Öyle ya da böyle, böyle kriz dönemlerinde insanlar güçlü bir psikolojik savunmayı harekete geçirir. Ve sosyal gerilimin sonuçları nelerdir? Onlar ciddi. İnsanların kendi davranışlarını nasıl değersizleştirdiğini görebilirsiniz, ilgisizlik ortaya çıkar veyetkililere karşı artan güvensizlik. Birçoğu dikkatlerini dağıtmaya çalışır - toplumun bir kısmı (neyse ki, küçük olanı) köklü bir ayyaş olur, uyuşturucu kullanmaya başlar, porno filmlere dahil olur ve sadece. Diğerleri için koruma arayışı kendini daha olumlu bir şekilde gösterir - bir mucize ummaya başlarlar, kiliseye dönerler. Bazıları saldırganlık göstererek dikkatlerini dağıtmaya çalışır. Bu en kötüsü, çünkü insanlar yeterliliklerini kaybederler, düşman aramaya başlarlar ve birçoğu o kadar panikler ki, kendilerine şüpheli görünenleri bile yok etmeye başlayabilirler.
Dağıtım
Ne yazık ki, sosyal gerilim inanılmaz derecede yüksek bir hızla yayılma eğilimindedir. Tek bir yerde ortaya çıktıktan sonra, hızla büyüyecek ve mümkün olan tüm alanı kapsayacaktır. Örneğin, şu anda dünyada neler olduğunu ele alalım. Tüm ülkelerde! Ancak sadece birkaç yıl önce gezegenimiz nispeten sakin ve istikrarlıydı.
En kötü şey, sözde kırık sendromunun ortaya çıkmasıdır. Yani insanların ve toplumun dünyanın mevcut resmini hiçbir şekilde değiştiremeyeceği bir durum. Genel olarak. İşlerin çığırından çıktığı zamanlar bunlar. Ve kitlesel hoşnutsuzluk şeklindeki sonuçlar mümkün olduğunca zararsız görünüyor. Çünkü kendini yakma, grev gözcülüğü, sivil itaatsizlik, açlık grevleri gibi olgular ortaya çıkmaya başlıyor.
Sosyal gerilimin dinamik olarak nasıl geliştiği ve hangi biçimleri aldığı, kasıtlı mı yoksa kendiliğinden mi beslendiğine bağlıdır. Ne yazık ki, sıklıklabu fenomen tetiklenir. Kimin ihtiyacı olduğu başka bir soru. Ama gerilim kendiliğinden gelişirse, yayılma ve zorlama yöntemi telkin ve enfeksiyondur. Genel olarak, psikolojik etki. Kural olarak, her şey kitlesel kayıtsızlık ve depresyonla biter. Niye ya? İnsanlar sadece yorulur. Çünkü eylemleri işe yaramıyor. Biri hayatın anlamını kaybeder.

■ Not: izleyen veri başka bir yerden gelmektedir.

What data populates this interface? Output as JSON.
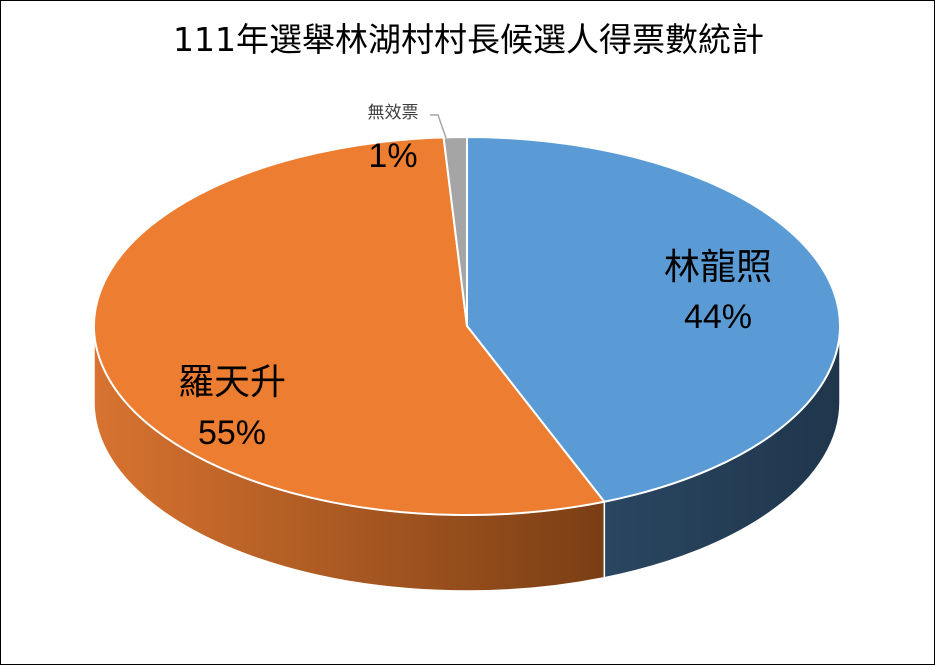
{
  "chart_data": {
    "type": "pie",
    "title": "111年選舉林湖村村長候選人得票數統計",
    "slices": [
      {
        "label": "林龍照",
        "value": 44,
        "value_label": "44%",
        "color": "#5b9bd5",
        "side_color": "#253d56"
      },
      {
        "label": "羅天升",
        "value": 55,
        "value_label": "55%",
        "color": "#ed7d31",
        "side_color": "#c0652a"
      },
      {
        "label": "無效票",
        "value": 1,
        "value_label": "1%",
        "color": "#a5a5a5",
        "side_color": "#7f7f7f"
      }
    ],
    "style": "3d-tilted",
    "legend": "none"
  }
}
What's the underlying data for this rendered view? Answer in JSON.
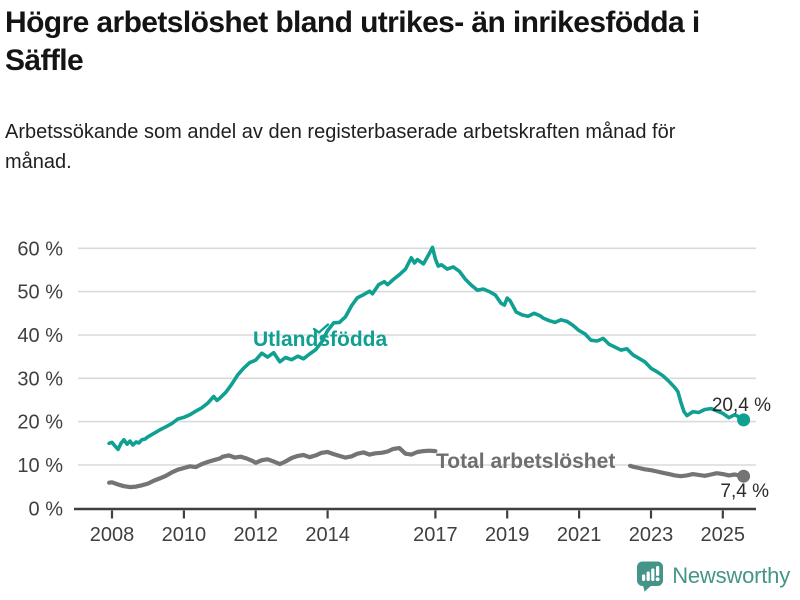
{
  "chart_data": {
    "type": "line",
    "title": "Högre arbetslöshet bland utrikes- än inrikesfödda i Säffle",
    "subtitle": "Arbetssökande som andel av den registerbaserade arbetskraften månad för månad.",
    "grid": true,
    "legend_position": "inline-labels-on-chart",
    "x_axis": {
      "tick_years": [
        2008,
        2010,
        2012,
        2014,
        2017,
        2019,
        2021,
        2023,
        2025
      ],
      "tick_labels": [
        "2008",
        "2010",
        "2012",
        "2014",
        "2017",
        "2019",
        "2021",
        "2023",
        "2025"
      ],
      "range_years": [
        2007.92,
        2026.0
      ]
    },
    "y_axis": {
      "tick_values": [
        0,
        10,
        20,
        30,
        40,
        50,
        60
      ],
      "tick_labels": [
        "0 %",
        "10 %",
        "20 %",
        "30 %",
        "40 %",
        "50 %",
        "60 %"
      ],
      "range": [
        0,
        60
      ],
      "unit": "%"
    },
    "series": [
      {
        "name": "Utlandsfödda",
        "color": "#10a092",
        "end_value_label": "20,4 %",
        "end_value": 20.4,
        "points": [
          [
            2007.92,
            15.0
          ],
          [
            2008.0,
            15.2
          ],
          [
            2008.08,
            14.4
          ],
          [
            2008.17,
            13.6
          ],
          [
            2008.25,
            15.0
          ],
          [
            2008.33,
            15.8
          ],
          [
            2008.42,
            14.8
          ],
          [
            2008.5,
            15.5
          ],
          [
            2008.58,
            14.6
          ],
          [
            2008.67,
            15.3
          ],
          [
            2008.75,
            15.1
          ],
          [
            2008.83,
            15.8
          ],
          [
            2008.92,
            16.0
          ],
          [
            2009.0,
            16.5
          ],
          [
            2009.17,
            17.3
          ],
          [
            2009.33,
            18.1
          ],
          [
            2009.5,
            18.8
          ],
          [
            2009.67,
            19.6
          ],
          [
            2009.83,
            20.6
          ],
          [
            2010.0,
            21.0
          ],
          [
            2010.17,
            21.6
          ],
          [
            2010.33,
            22.4
          ],
          [
            2010.5,
            23.2
          ],
          [
            2010.67,
            24.3
          ],
          [
            2010.83,
            25.8
          ],
          [
            2010.92,
            24.9
          ],
          [
            2011.0,
            25.4
          ],
          [
            2011.17,
            26.8
          ],
          [
            2011.33,
            28.6
          ],
          [
            2011.5,
            30.8
          ],
          [
            2011.67,
            32.4
          ],
          [
            2011.83,
            33.6
          ],
          [
            2012.0,
            34.2
          ],
          [
            2012.17,
            35.8
          ],
          [
            2012.33,
            34.9
          ],
          [
            2012.5,
            35.9
          ],
          [
            2012.67,
            33.8
          ],
          [
            2012.83,
            34.8
          ],
          [
            2013.0,
            34.3
          ],
          [
            2013.17,
            35.1
          ],
          [
            2013.33,
            34.5
          ],
          [
            2013.5,
            35.6
          ],
          [
            2013.67,
            36.6
          ],
          [
            2013.83,
            38.3
          ],
          [
            2014.0,
            41.0
          ],
          [
            2014.17,
            42.8
          ],
          [
            2014.33,
            42.9
          ],
          [
            2014.5,
            44.2
          ],
          [
            2014.67,
            46.8
          ],
          [
            2014.83,
            48.6
          ],
          [
            2015.0,
            49.3
          ],
          [
            2015.17,
            50.1
          ],
          [
            2015.25,
            49.5
          ],
          [
            2015.42,
            51.6
          ],
          [
            2015.58,
            52.3
          ],
          [
            2015.67,
            51.6
          ],
          [
            2015.83,
            52.8
          ],
          [
            2016.0,
            53.9
          ],
          [
            2016.17,
            55.2
          ],
          [
            2016.33,
            57.8
          ],
          [
            2016.42,
            56.6
          ],
          [
            2016.5,
            57.4
          ],
          [
            2016.67,
            56.4
          ],
          [
            2016.83,
            58.8
          ],
          [
            2016.92,
            60.2
          ],
          [
            2017.0,
            57.5
          ],
          [
            2017.08,
            55.9
          ],
          [
            2017.17,
            56.2
          ],
          [
            2017.33,
            55.2
          ],
          [
            2017.5,
            55.7
          ],
          [
            2017.67,
            54.7
          ],
          [
            2017.83,
            52.9
          ],
          [
            2018.0,
            51.5
          ],
          [
            2018.17,
            50.3
          ],
          [
            2018.33,
            50.6
          ],
          [
            2018.5,
            50.0
          ],
          [
            2018.67,
            49.2
          ],
          [
            2018.83,
            47.3
          ],
          [
            2018.92,
            46.9
          ],
          [
            2019.0,
            48.5
          ],
          [
            2019.08,
            47.9
          ],
          [
            2019.25,
            45.3
          ],
          [
            2019.42,
            44.6
          ],
          [
            2019.58,
            44.3
          ],
          [
            2019.75,
            45.0
          ],
          [
            2019.92,
            44.4
          ],
          [
            2020.0,
            43.9
          ],
          [
            2020.17,
            43.3
          ],
          [
            2020.33,
            42.9
          ],
          [
            2020.5,
            43.5
          ],
          [
            2020.67,
            43.1
          ],
          [
            2020.83,
            42.2
          ],
          [
            2021.0,
            41.0
          ],
          [
            2021.17,
            40.2
          ],
          [
            2021.33,
            38.8
          ],
          [
            2021.5,
            38.6
          ],
          [
            2021.67,
            39.2
          ],
          [
            2021.83,
            37.9
          ],
          [
            2022.0,
            37.2
          ],
          [
            2022.17,
            36.5
          ],
          [
            2022.33,
            36.8
          ],
          [
            2022.5,
            35.4
          ],
          [
            2022.67,
            34.6
          ],
          [
            2022.83,
            33.8
          ],
          [
            2023.0,
            32.3
          ],
          [
            2023.17,
            31.5
          ],
          [
            2023.33,
            30.6
          ],
          [
            2023.5,
            29.3
          ],
          [
            2023.67,
            27.8
          ],
          [
            2023.75,
            26.9
          ],
          [
            2023.83,
            24.5
          ],
          [
            2023.92,
            22.3
          ],
          [
            2024.0,
            21.4
          ],
          [
            2024.17,
            22.3
          ],
          [
            2024.33,
            22.1
          ],
          [
            2024.5,
            22.8
          ],
          [
            2024.67,
            23.0
          ],
          [
            2024.83,
            22.5
          ],
          [
            2025.0,
            21.9
          ],
          [
            2025.17,
            20.9
          ],
          [
            2025.33,
            21.6
          ],
          [
            2025.42,
            21.2
          ],
          [
            2025.5,
            20.7
          ],
          [
            2025.58,
            20.4
          ]
        ]
      },
      {
        "name": "Total arbetslöshet",
        "color": "#747474",
        "end_value_label": "7,4 %",
        "end_value": 7.4,
        "hidden_by_label_range_years": [
          2017.05,
          2022.42
        ],
        "points": [
          [
            2007.92,
            5.9
          ],
          [
            2008.0,
            6.0
          ],
          [
            2008.17,
            5.5
          ],
          [
            2008.33,
            5.1
          ],
          [
            2008.5,
            4.9
          ],
          [
            2008.67,
            5.0
          ],
          [
            2008.83,
            5.3
          ],
          [
            2009.0,
            5.7
          ],
          [
            2009.17,
            6.4
          ],
          [
            2009.33,
            6.9
          ],
          [
            2009.5,
            7.5
          ],
          [
            2009.67,
            8.3
          ],
          [
            2009.83,
            8.9
          ],
          [
            2010.0,
            9.3
          ],
          [
            2010.17,
            9.7
          ],
          [
            2010.33,
            9.5
          ],
          [
            2010.5,
            10.2
          ],
          [
            2010.67,
            10.7
          ],
          [
            2010.83,
            11.1
          ],
          [
            2011.0,
            11.5
          ],
          [
            2011.08,
            11.9
          ],
          [
            2011.25,
            12.2
          ],
          [
            2011.42,
            11.7
          ],
          [
            2011.58,
            11.9
          ],
          [
            2011.75,
            11.5
          ],
          [
            2011.92,
            10.9
          ],
          [
            2012.0,
            10.5
          ],
          [
            2012.17,
            11.1
          ],
          [
            2012.33,
            11.3
          ],
          [
            2012.5,
            10.8
          ],
          [
            2012.67,
            10.2
          ],
          [
            2012.83,
            10.8
          ],
          [
            2013.0,
            11.6
          ],
          [
            2013.17,
            12.1
          ],
          [
            2013.33,
            12.3
          ],
          [
            2013.5,
            11.8
          ],
          [
            2013.67,
            12.2
          ],
          [
            2013.83,
            12.8
          ],
          [
            2014.0,
            13.0
          ],
          [
            2014.17,
            12.5
          ],
          [
            2014.33,
            12.1
          ],
          [
            2014.5,
            11.7
          ],
          [
            2014.67,
            12.0
          ],
          [
            2014.83,
            12.6
          ],
          [
            2015.0,
            12.9
          ],
          [
            2015.17,
            12.4
          ],
          [
            2015.33,
            12.7
          ],
          [
            2015.5,
            12.8
          ],
          [
            2015.67,
            13.1
          ],
          [
            2015.83,
            13.7
          ],
          [
            2016.0,
            13.9
          ],
          [
            2016.17,
            12.6
          ],
          [
            2016.33,
            12.4
          ],
          [
            2016.5,
            13.0
          ],
          [
            2016.67,
            13.2
          ],
          [
            2016.83,
            13.3
          ],
          [
            2017.0,
            13.2
          ],
          [
            2017.25,
            12.8
          ],
          [
            2017.5,
            12.4
          ],
          [
            2017.75,
            12.1
          ],
          [
            2018.0,
            11.8
          ],
          [
            2018.25,
            11.3
          ],
          [
            2018.5,
            11.0
          ],
          [
            2018.75,
            10.8
          ],
          [
            2019.0,
            10.6
          ],
          [
            2019.25,
            10.4
          ],
          [
            2019.5,
            10.5
          ],
          [
            2019.75,
            10.7
          ],
          [
            2020.0,
            10.9
          ],
          [
            2020.25,
            11.8
          ],
          [
            2020.5,
            12.0
          ],
          [
            2020.75,
            11.6
          ],
          [
            2021.0,
            11.2
          ],
          [
            2021.25,
            10.8
          ],
          [
            2021.5,
            10.4
          ],
          [
            2021.75,
            10.1
          ],
          [
            2022.0,
            9.9
          ],
          [
            2022.25,
            9.8
          ],
          [
            2022.42,
            9.8
          ],
          [
            2022.5,
            9.6
          ],
          [
            2022.67,
            9.3
          ],
          [
            2022.83,
            9.0
          ],
          [
            2023.0,
            8.8
          ],
          [
            2023.17,
            8.5
          ],
          [
            2023.33,
            8.2
          ],
          [
            2023.5,
            7.9
          ],
          [
            2023.67,
            7.6
          ],
          [
            2023.83,
            7.4
          ],
          [
            2024.0,
            7.6
          ],
          [
            2024.17,
            7.9
          ],
          [
            2024.33,
            7.7
          ],
          [
            2024.5,
            7.5
          ],
          [
            2024.67,
            7.8
          ],
          [
            2024.83,
            8.1
          ],
          [
            2025.0,
            7.9
          ],
          [
            2025.17,
            7.6
          ],
          [
            2025.33,
            7.8
          ],
          [
            2025.5,
            7.5
          ],
          [
            2025.58,
            7.4
          ]
        ]
      }
    ]
  },
  "branding": {
    "name": "Newsworthy",
    "color": "#45948a",
    "icon": "speech-bubble-bar-chart-icon"
  }
}
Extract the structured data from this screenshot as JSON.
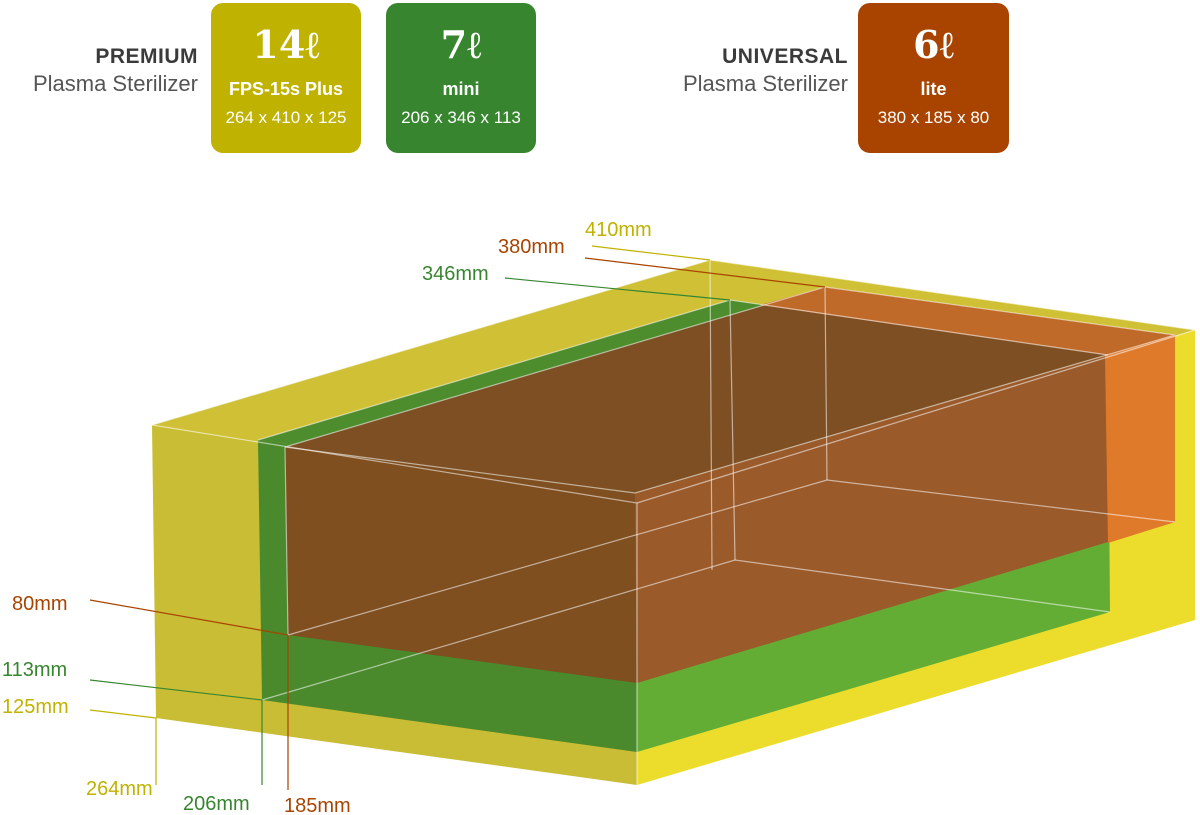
{
  "premium": {
    "title": "PREMIUM",
    "subtitle": "Plasma Sterilizer"
  },
  "universal": {
    "title": "UNIVERSAL",
    "subtitle": "Plasma Sterilizer"
  },
  "cards": [
    {
      "volume": "14ℓ",
      "model": "FPS-15s Plus",
      "dims": "264 x 410 x 125",
      "color": "#c0b200"
    },
    {
      "volume": "7ℓ",
      "model": "mini",
      "dims": "206 x 346 x 113",
      "color": "#37862f"
    },
    {
      "volume": "6ℓ",
      "model": "lite",
      "dims": "380 x 185 x 80",
      "color": "#a84400"
    }
  ],
  "dimensions": {
    "d410": "410mm",
    "d380": "380mm",
    "d346": "346mm",
    "d80": "80mm",
    "d113": "113mm",
    "d125": "125mm",
    "d264": "264mm",
    "d206": "206mm",
    "d185": "185mm"
  },
  "colors": {
    "yellow": "#c0b200",
    "green": "#37862f",
    "orange": "#a84400"
  }
}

Diğerleri - onların bakış açıları. Diğerleri gerçekle yüzleşir. Dördüncüsü, her şeyi bırak ve daha iyi bir yaşam arayışı içinde ayrıl. Ve geri kalanı astenik sendroma (şiddetli zayıflık, duygusal rahatsızlıklar ve performans eksikliğinin eşlik ettiği bir durum) girer.
Sonuç
Sonuç olarak ne söylenebilir? Küresel sosyal gerilim kaostur. Öngörülemeyen sonuçlara yol açabilir. Bu fenomen geçici ise (bir patron ve astlar arasındaki bir çatışma durumunda olduğu gibi), o zaman kural olarak, korkunç bir şey olmaz. Sonuçta hepimiz insanız ve toplumun birer üyesiyiz. Karakterleri, değerleri, dünya görüşü, dünyaya karşı tutumu farklı olan farklı bireylerden oluşur. Çatışma ve çelişkiler normal fenomenlerdir. Ana şey, gerginliğin ötesine geçmemesidir. Ama insanlara bağlı.